The XRD diffraction pattern (Supplementary Figure S3) obtained immediately after the formation of the newly brown sample showed the presence of the bis-substituted complex MnL₂ (1), previously characterized by Fackler and colleagues [10], and an unidentified phase. The brown product was analyzed by ESI mass spectroscopy in positive ion mode [ESI(+)-MS]. While the [ESI(+)-MS] spectra of samples collected immediately after the opening of the air flow are dominated by the presence of a main peak at m/z = 351.1 corresponding to the bis-substituted [MnL₂] complex (Supplementary Figure S2), the [ESI(+)-MS] spectra of samples collected at later times reveal some remarkable features. The spectrum (Supplementary Figure S4) is characterized by the presence of two main peaks at m/z = 351.15 and m/z = 383.06. A smaller peak is observed at m/z = 499.50. The peak at m/z = 383.06 is consistent with the formation of the Mn(III) superoxide adduct [MnL₂(η²-O₂)] (compound 2) that can be generated from 1 by O₂ one-electron oxidation of the Mn(II) metallic center [7,16,17,18,19,20]. Attempts at peak assignment suggest also that the peaks at m/z = 319.31 and 303.2 are consistent with the species [MnLH₂O₂(CH₃CN)₂]⁺ and [MnLH₂O(CH₃CN)₂]⁺, respectively, generated in CH₃CN after the loss of the ligand L during mass analysis [17]. The peak found at m/z = 351.15 in the [ESI(+)-MS] spectrum is postulated to correspond to the Mn(III) fragment [MnL₂]⁺ generated by the leakage of the superoxo ligand O₂⁻. Finally, the peak at m/z = 499.50 is easily interpreted as corresponding to the production of the tris-substituted Mn(III) complex [MnL₃].

Elemental analyses of the dark product, collected 24 h after exposure to atmospheric oxygen, were in satisfactory agreement with theoretical values predicted for the formulation [MnL₂(η²-O₂)], where the O₂ ligand is supposedly coordinated in a side-on mode to preserve the octahedral arrangement. The electronic spectrum (ES) of the dark product (Figure S5), collected in the region 800–200 nm in chloroform, was also in satisfactory agreement with the hypothesis of the octahedral arrangement. The ES is dominated by an intense band in the 235–300 nm UV range attributed to intra-ligand transitions and a lower intensity band at 355 nm probably due to ligand–metal transitions. In the Vis region, we observed a weak band at 498 nm and a shoulder at 606 nm, which could only be analyzed with the concentrated sample, attributed to d–d transitions compatible with the assumed configuration of pseudo-octahedral complexes [21,22].

This side-on binding type of the superoxide ligands was further supported by the presence of new bands at 969.32 cm⁻¹ and 818 cm⁻¹ in the FT IR spectrum, absent in the FT IR spectrum of 1 [16] (Supplementary Figure S6).

These observations can be nicely explained by assuming the simple reaction mechanism illustrated in Figure 2. In the first step, activation of atmospheric O₂ by the solid complex [MnL₂] generates the superoxide intermediate [MnL₂(η²-O₂)] that is subsequently slowly converted into the tris-substituted complex [MnL₃] after release of oxygen. The conversion of yellow [MnL₂] to dark violet [ML₃] occurred rapidly when the yellow compound was dissolved in chloroform under open air or treated with Et₂O and, in general, with organic solvents.
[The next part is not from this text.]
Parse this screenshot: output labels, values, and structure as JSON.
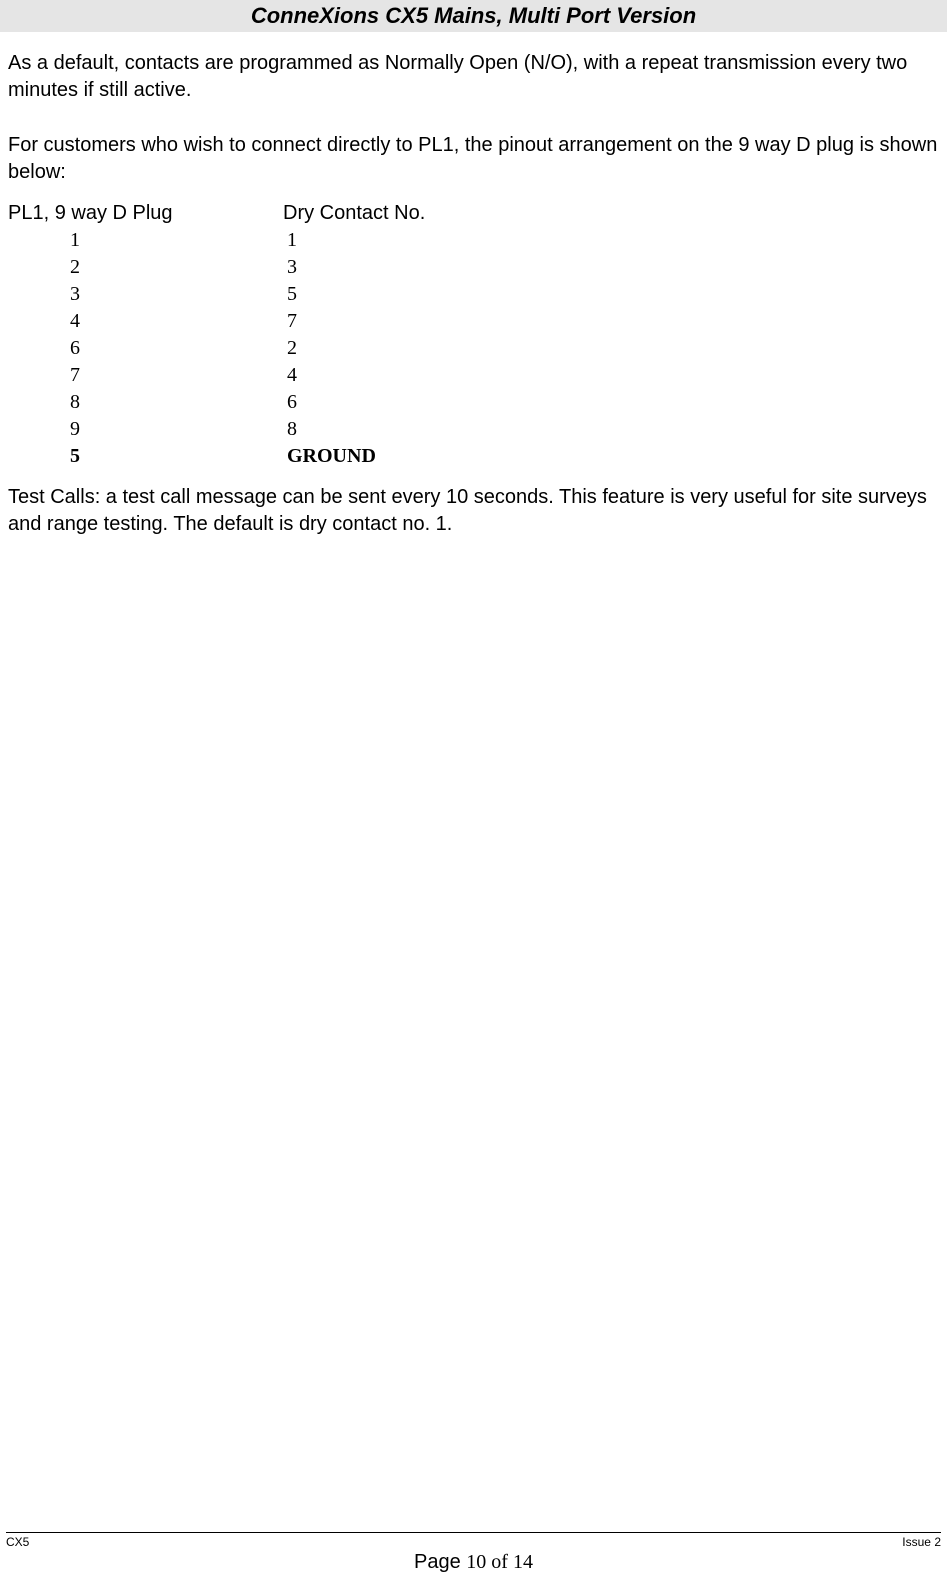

The stability of the solid product 2, stored with free access of air, was monitored over time by acquiring FT IR and XRD spectra of the sample. After 10 days, the color of the sample became brown-ocher, and the FT IR (Supplementary Figure S7) spectrum collected at this time shows a new band at 3439 cm⁻¹, compatible with the decomposition hypothesis of the product to hydroxo species. The XRD analysis of the same sample (Supplementary Figure S8) shows the presence of the hausmannite species Mn₃O₄ and of N,N-diethyl[(diethylcarbamothioyl)disulfanyl]carbothioamide (C₁₀H₂₀N₂S₄, disulfiram), confirming the reaction of oxygen with the manganese complex 1 that decomposes over time. It is noted that the signals corresponding to the compound MnL₂ (1) in the XRD pattern completely disappeared.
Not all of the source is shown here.